The map confirmed that the more southerly part of Victoria Avenue is covered by the new housing estate. Pleased with what we had seen so far, we decided to move on. Ken and Colin took over as our guides and after exploring deep into the undergrowth and having to divert twice due to flooded areas, we arrived at ‘Golden Hill’ with its wonderful view across to St Nicholas Church. Ash wasn’t put off at all and went crashing through the wet muddy bits, wagging her tail and having a great time.
Entering Mark’s Hill Nature Reserve, we wandered along Gladstone Road, into Nore View Crescent where the splendid house ‘Nore View’ had once stood. (See Dr Rod Cole’s article ‘Nore View’, submitted by Ken Porter). We lingered a while, impressed at the wonderful position the house had occupied and pondered how dark it must have been during the winter with no street lighting. Someone remarked that in the early mornings, a line of little lights could be seen going down the hill towards the High Road, where people picked out their way to work by torchlight.
After opening a gate made from a log, we walked into a beautiful meadow of wild flowers. We were requested to stop on the far side, where we would find a low hollow area and a pond. We gathered around and were told the story of the Dornier bomber that came down in that very spot in 1940. Three of its crew were killed and a fourth survived after bailing out over Coryton.
In September 1985, the Thameside Aviation Group carried out a ‘dig’ to look for any significant parts of the crashed aircraft that may have been missed during a similar dig in the early 70’s. A representative of the MOD was on site just in case any human remains or live ordnance was discovered. Although the JCB worked continuously throughout the day, only a few small pieces of aluminium from the airframe were found. Basildon Natural History Society had given permission for the dig to take place on the condition that the excavated area would be left to form a pond suitable for wildlife.
The pond and the meadow make a rather lovely and peaceful memorial.
We made our way to Fife Road and then southwards along Gladstone Road, picking our way carefully around the huge muddy puddles that had formed after the torrential rains that had fallen only a few days earlier.
It’s worth noting that when Basildon Natural History Society took on the management of this area as a Local Nature Reserve in 1975, it continued to maintain the named roads within its boundaries as nature trails.
As we reached the southern end of Gladstone Road, Colin pointed out the concrete posts that surrounded a disused underground reservoir.
Turning northwards we made our way down Albermarle Crescent and were soon confronted with clear evidence of the reserve’s plotland history, for there, deeply embedded in the trunk of an old field maple were the two hinge bolts for a garden gate. It’s wonderful how nature has the ability to claim back its territory when we have finished with it.
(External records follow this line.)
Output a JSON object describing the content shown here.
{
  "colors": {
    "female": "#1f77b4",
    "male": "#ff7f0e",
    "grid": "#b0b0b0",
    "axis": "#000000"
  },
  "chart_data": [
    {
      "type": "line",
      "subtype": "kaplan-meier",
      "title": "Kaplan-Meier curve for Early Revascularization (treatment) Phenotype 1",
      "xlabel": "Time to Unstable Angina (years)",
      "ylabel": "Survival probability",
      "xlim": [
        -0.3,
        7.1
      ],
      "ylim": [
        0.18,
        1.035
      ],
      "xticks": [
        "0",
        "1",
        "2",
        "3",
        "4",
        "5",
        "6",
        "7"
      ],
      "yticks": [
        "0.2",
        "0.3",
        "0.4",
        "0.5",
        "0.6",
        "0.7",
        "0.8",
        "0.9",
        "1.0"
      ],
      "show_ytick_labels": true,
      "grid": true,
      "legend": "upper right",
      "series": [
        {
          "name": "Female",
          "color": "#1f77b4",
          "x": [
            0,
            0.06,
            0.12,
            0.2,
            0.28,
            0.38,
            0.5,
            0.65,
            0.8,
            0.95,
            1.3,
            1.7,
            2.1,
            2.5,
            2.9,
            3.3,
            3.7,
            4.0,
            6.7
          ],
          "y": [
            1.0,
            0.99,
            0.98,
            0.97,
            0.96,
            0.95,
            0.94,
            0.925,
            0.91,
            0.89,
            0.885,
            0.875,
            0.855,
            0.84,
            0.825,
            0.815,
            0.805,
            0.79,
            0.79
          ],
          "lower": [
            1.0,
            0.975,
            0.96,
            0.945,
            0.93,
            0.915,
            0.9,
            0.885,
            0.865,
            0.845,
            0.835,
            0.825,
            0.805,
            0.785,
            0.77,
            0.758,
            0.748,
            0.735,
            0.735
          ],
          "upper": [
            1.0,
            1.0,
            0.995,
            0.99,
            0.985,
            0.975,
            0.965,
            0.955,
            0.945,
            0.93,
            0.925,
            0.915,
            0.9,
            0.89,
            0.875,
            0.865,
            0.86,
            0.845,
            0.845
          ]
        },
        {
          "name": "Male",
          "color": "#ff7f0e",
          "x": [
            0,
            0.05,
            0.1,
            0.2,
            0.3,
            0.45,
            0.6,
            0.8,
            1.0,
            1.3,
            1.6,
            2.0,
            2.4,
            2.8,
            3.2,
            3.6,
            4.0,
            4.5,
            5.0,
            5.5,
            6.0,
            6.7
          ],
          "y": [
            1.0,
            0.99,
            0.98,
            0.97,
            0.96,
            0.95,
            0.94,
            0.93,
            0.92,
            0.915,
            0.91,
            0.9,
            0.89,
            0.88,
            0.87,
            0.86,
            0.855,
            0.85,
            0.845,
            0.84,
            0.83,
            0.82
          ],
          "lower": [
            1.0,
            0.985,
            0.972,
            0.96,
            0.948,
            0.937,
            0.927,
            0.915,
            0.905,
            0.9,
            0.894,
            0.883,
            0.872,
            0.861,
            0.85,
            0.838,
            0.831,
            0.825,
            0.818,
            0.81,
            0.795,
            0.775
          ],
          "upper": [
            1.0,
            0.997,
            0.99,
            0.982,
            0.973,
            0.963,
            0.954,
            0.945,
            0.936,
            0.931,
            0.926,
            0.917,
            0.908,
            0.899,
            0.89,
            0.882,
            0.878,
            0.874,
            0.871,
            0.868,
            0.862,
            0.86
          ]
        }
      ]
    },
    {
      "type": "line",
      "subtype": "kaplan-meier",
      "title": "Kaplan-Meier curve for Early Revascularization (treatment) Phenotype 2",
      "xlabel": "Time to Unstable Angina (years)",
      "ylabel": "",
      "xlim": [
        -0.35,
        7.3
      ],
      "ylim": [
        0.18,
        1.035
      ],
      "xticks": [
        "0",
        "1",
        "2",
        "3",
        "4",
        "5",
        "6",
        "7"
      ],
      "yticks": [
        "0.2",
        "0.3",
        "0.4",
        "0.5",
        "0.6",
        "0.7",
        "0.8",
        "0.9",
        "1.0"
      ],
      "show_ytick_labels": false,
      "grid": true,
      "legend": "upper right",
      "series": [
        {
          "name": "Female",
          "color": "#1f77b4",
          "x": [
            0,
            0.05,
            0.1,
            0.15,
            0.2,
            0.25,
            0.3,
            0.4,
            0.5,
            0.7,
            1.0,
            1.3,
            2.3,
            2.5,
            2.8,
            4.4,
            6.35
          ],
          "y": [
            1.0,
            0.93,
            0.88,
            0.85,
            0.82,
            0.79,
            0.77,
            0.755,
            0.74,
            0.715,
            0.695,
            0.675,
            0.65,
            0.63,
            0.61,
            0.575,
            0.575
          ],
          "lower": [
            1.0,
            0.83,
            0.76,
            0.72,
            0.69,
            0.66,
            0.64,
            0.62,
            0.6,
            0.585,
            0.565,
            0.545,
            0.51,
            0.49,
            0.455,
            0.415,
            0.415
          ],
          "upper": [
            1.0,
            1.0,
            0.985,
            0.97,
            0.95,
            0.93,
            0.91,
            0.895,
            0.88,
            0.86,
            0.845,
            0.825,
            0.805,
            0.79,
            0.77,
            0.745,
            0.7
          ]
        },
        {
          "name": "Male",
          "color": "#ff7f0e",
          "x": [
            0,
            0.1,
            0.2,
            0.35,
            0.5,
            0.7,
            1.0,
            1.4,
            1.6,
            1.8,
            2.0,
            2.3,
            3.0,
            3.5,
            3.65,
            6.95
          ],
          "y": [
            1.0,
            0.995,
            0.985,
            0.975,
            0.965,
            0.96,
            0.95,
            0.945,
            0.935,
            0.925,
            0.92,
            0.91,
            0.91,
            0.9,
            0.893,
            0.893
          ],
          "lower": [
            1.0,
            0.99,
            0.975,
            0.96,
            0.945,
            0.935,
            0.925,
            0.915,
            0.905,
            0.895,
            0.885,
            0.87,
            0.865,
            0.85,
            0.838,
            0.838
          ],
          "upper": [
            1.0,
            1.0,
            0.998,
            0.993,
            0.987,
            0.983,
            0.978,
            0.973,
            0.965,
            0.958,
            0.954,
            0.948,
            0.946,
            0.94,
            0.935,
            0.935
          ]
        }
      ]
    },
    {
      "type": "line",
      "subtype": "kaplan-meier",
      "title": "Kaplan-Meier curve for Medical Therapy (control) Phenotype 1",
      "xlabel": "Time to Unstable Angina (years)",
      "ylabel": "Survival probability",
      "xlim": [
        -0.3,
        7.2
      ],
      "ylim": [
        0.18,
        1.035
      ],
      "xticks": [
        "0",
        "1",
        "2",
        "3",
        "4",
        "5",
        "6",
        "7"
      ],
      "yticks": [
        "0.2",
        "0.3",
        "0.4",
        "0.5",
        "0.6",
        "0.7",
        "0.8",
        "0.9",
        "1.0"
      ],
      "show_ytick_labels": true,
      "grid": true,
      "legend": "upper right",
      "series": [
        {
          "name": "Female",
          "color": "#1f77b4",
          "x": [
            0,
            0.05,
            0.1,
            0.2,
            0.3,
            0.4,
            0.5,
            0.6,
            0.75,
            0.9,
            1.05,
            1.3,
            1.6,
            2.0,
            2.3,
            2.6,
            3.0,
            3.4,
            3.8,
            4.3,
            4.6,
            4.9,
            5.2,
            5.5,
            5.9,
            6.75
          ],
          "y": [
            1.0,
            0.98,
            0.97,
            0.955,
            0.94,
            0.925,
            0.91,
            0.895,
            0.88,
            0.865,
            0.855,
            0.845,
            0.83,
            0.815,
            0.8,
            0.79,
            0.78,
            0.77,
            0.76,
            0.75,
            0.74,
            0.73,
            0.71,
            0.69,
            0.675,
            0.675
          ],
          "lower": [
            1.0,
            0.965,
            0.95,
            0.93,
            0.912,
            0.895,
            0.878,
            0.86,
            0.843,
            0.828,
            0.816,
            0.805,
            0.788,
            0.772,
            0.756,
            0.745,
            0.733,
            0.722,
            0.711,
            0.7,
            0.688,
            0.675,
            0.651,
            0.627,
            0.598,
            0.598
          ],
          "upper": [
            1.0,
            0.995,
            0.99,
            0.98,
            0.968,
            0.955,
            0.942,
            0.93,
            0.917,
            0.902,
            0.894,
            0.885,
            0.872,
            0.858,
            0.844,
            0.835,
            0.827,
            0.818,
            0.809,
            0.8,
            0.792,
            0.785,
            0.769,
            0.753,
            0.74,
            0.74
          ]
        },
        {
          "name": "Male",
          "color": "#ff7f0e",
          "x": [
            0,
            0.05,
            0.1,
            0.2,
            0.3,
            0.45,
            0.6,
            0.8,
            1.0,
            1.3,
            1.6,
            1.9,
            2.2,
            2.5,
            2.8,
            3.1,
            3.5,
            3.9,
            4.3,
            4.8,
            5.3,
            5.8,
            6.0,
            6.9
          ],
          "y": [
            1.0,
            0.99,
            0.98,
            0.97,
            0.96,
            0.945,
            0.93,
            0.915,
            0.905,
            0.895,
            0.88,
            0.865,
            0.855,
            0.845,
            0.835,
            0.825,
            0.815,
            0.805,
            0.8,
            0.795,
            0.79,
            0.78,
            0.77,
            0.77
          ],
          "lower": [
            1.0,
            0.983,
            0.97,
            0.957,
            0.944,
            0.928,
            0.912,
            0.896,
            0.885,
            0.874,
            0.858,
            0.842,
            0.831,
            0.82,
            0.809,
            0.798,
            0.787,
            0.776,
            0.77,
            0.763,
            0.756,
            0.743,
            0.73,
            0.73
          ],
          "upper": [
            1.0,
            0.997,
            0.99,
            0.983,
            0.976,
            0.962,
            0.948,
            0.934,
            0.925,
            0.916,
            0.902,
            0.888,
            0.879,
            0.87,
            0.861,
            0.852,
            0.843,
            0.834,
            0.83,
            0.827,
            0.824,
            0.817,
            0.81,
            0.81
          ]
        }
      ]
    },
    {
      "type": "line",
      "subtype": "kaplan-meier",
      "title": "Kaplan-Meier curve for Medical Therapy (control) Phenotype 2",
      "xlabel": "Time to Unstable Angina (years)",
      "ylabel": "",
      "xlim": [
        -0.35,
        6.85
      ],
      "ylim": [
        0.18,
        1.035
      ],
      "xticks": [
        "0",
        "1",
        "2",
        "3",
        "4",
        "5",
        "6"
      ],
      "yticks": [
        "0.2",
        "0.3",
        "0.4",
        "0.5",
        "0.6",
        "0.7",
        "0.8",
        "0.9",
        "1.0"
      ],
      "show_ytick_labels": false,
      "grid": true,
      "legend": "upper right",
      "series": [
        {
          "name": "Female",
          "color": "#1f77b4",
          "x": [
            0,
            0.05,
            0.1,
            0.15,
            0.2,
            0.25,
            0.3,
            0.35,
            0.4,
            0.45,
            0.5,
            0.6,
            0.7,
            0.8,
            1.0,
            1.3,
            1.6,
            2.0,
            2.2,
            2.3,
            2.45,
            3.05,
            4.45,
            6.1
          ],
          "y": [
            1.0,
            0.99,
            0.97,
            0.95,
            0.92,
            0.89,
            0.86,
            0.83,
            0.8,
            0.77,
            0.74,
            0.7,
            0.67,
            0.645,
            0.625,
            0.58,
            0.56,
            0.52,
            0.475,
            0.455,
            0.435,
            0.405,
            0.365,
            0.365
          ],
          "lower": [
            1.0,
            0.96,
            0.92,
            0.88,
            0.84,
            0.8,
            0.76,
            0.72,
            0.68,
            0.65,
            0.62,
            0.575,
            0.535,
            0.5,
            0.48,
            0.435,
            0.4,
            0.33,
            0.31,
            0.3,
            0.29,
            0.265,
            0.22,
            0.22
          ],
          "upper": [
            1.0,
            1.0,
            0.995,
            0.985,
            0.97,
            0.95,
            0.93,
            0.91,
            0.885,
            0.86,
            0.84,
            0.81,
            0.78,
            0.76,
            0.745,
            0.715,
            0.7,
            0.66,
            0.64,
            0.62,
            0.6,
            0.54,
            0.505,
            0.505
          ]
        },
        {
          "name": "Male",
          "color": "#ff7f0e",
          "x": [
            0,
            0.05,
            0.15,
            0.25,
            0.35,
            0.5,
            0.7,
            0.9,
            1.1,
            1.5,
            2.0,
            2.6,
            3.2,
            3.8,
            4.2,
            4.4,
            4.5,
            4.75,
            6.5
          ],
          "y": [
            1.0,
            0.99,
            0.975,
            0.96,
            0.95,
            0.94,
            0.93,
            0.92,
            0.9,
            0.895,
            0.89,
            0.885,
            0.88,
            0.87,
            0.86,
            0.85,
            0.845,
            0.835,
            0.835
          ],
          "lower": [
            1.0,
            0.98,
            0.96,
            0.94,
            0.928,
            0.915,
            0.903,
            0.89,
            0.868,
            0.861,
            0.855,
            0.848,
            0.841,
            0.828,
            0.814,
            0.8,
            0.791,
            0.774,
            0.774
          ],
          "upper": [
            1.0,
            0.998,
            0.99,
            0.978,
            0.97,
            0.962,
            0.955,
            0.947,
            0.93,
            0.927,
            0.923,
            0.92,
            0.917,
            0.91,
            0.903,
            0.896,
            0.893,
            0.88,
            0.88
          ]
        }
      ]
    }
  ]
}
We took a short break when reaching Peck’s Pond, for by this time we had been walking for over two hours and were beginning to feel a little weary. We stood for a while on its banks, appreciating the view before continuing on our way back to the car park. There, we said our goodbyes after an afternoon of pleasant company, interesting sights and conversations.
Upon arriving home, there was a message for me on the answer phone. I had won a prize in the Fuchsia Show’s raffle. A hanging basket of ‘Cascade’ a very pretty trailing fuchsia. A lovely surprise to round off a busy but most enjoyable weekend.